With most of the necessary dynamical tools already introduced, we now turn to the astrophysical problem. In this chapter we will try to highlight only some important points. The reader is referred to the monograph by Bertin and Lin (1996) for the full definition of the astrophysical issues involved, a physical outline of the modal theory in the semiempirical context, and the description of many important observational tests not mentioned here.

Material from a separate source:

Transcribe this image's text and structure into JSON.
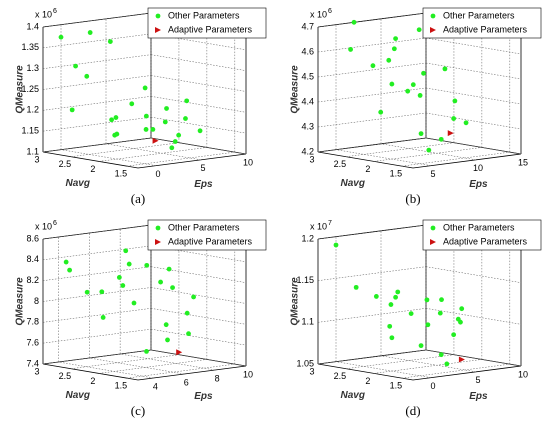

Spiral structure in galaxies has been the focus of a vast set of observational and theoretical investigations during the entire twentieth century. A decisive turning point in the course of these studies was the realization, in the early 1960s, that density waves are at the basis of the most spectacular phenomena associated with spiral structure. In particular, this realization came as the conclusion of the pioneering work of Bertil Lindblad, who first formulated the hypothesis that the large-scale spiral structure in galaxies is quasi-stationary despite the presence of differential rotation in the disk. Because of differential rotation, any material structure could not persist but would be stretched and would wrap up on a very short time scale. This is commonly known as the winding dilemma. In contrast, as the manifestation of waves, the density concentrations that define the spiral arms could move in the disk in a manner that is, to a large extent, decoupled from the motion of the individual particles (stars or gas clouds) that support it, much like a sound wave in an ordinary gas. Thus spiral arms, if associated with a wave phenomenon, could survive differential rotation as quasi-stationary patterns.